Krysta Robles, Staff Writer

Two students debated for the title at Rock the Vote on October 23 with the student portraying Wendy Davis coming out ahead with 78 percent of the vote.

Rock the Vote took place at St. Peters Plaza and consisted of persuading seniors and people over 18 to vote, and a mock election.

One of the things used to persuade seniors to vote was a mock debate for governor between two students, Marco Guajardo as Davis and Luis Bravo as Greg Abbot.

The themes, or questions, consisted of education, immigration, affordable healthcare, welfare, and voting ID requirements. Both contestants had a valid argument, but the audience seemed to love what Guajardo had to say.

Guajardo, “Wendy Davis,” received over three-fourths of the voting participants.

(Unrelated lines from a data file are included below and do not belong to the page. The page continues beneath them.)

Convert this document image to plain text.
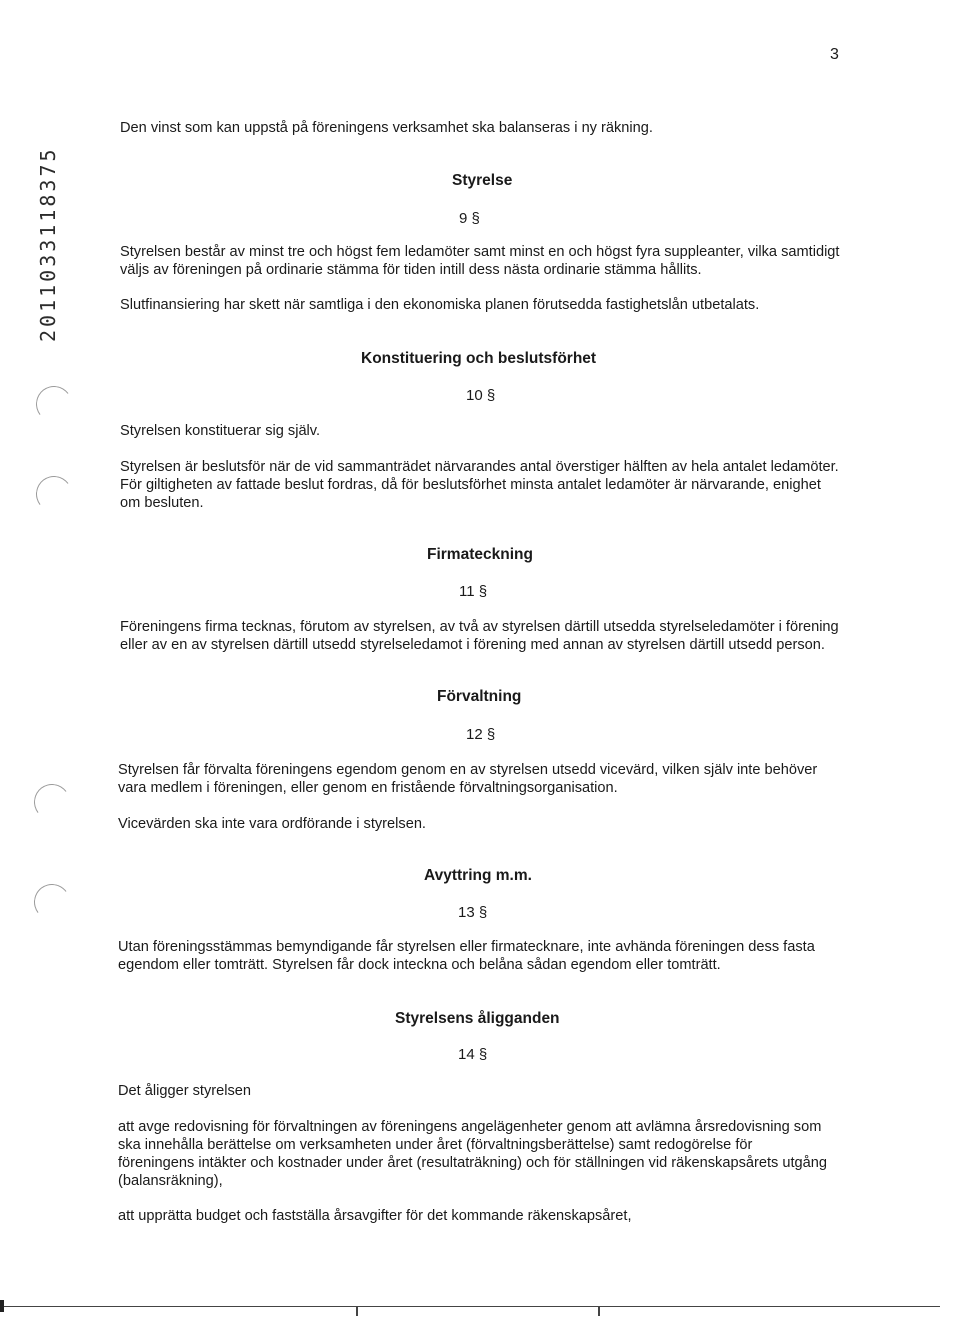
3
2011033118375

Den vinst som kan uppstå på föreningens verksamhet ska balanseras i ny räkning.

Styrelse
9 §

Styrelsen består av minst tre och högst fem ledamöter samt minst en och högst fyra suppleanter, vilka samtidigt väljs av föreningen på ordinarie stämma för tiden intill dess nästa ordinarie stämma hållits.

Slutfinansiering har skett när samtliga i den ekonomiska planen förutsedda fastighetslån utbetalats.

Konstituering och beslutsförhet
10 §

Styrelsen konstituerar sig själv.

Styrelsen är beslutsför när de vid sammanträdet närvarandes antal överstiger hälften av hela antalet ledamöter. För giltigheten av fattade beslut fordras, då för beslutsförhet minsta antalet ledamöter är närvarande, enighet om besluten.

Firmateckning
11 §

Föreningens firma tecknas, förutom av styrelsen, av två av styrelsen därtill utsedda styrelseledamöter i förening eller av en av styrelsen därtill utsedd styrelseledamot i förening med annan av styrelsen därtill utsedd person.

Förvaltning
12 §

Styrelsen får förvalta föreningens egendom genom en av styrelsen utsedd vicevärd, vilken själv inte behöver vara medlem i föreningen, eller genom en fristående förvaltningsorganisation.

Vicevärden ska inte vara ordförande i styrelsen.

Avyttring m.m.
13 §

Utan föreningsstämmas bemyndigande får styrelsen eller firmatecknare, inte avhända föreningen dess fasta egendom eller tomträtt. Styrelsen får dock inteckna och belåna sådan egendom eller tomträtt.

Styrelsens åligganden
14 §

Det åligger styrelsen

att avge redovisning för förvaltningen av föreningens angelägenheter genom att avlämna årsredovisning som ska innehålla berättelse om verksamheten under året (förvaltningsberättelse) samt redogörelse för föreningens intäkter och kostnader under året (resultaträkning) och för ställningen vid räkenskapsårets utgång (balansräkning),

att upprätta budget och fastställa årsavgifter för det kommande räkenskapsåret,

“Welfare is a very touchy subject. There is a struggle that people face for those on welfare when you see others abuse the system. We all have heard stories of people trying to abuse food stamps. I get it, but for a moment forget all your prejudices against all minority people, and look at the facts. In Texas 17.4 percent people live below the poverty line and 677 thousand people are unemployed. Think of the issues all those 677 thousand people faced. Think of how hard it will be for those 17.4 percent of people to get back on their feet. That’s what the welfare system is about. It’s about helping people, and it’s about spreading goodwill. We don’t want those people to lose their homes or their dignity. I know for a fact that there is at least one person here in this crowd that has been helped by welfare benefits. Let’s extend that to all those in need. Let’s bring all those numbers down to 0,” Guajardo said.

Bravo, “Greg Abbott,” responded with, “It is not uncommon to hear about individuals abusing their Lone Star welfare money on junk food because junk food id considerably cheaper than healthier food. This creates problems. One, many abuse welfare and two, the lack of access to nutritional meals. The way I would address the welfare system is to change to a ration system similar to WIC. In other words, instead of having money directly to use for one’s needs, we will provide coupons and food vouchers food. For example, one gets a voucher for three gallons of milk and whoever is in possession of that voucher can go to a local food market and pick up three gallons of pre-approved nutritionally beneficial milk. The products, however, will not be limited and will be a variety of dietary necessities such as cereal, rice, and poultry. This way not only are we solving a welfare problem that limits the people that are unable to use the welfare system, but assure that everyone has access to safe, healthy, and nutritional meals.”

After the mock debate, the students from VMT, Martin, Nixon, and Cigarroa got up and voted. There were four voting booths, and students used a real ballot for local, state, and national races. While the voting was taking place students and faculty bands played rock music.

“The importance of Rock the Vote is give awareness to students as to why it is important to vote, and with the mock debate it gives the students what each party is fighting for, or the views of every party,” Sylvia Velasco, Social Studies  instructor and event organizer, said about the importance and meaning of Rock the Vote.

“I liked everything about it, of course, but the students really liked the music, and the photo booths, and the food. They just really liked it. The debate was really good this year. I know those are things that got everybody’s attention,” Velasco said.

“It went really well, actually, and took a lot of planning, but at the end, it was a really good turnout and very successful,” Velasco said.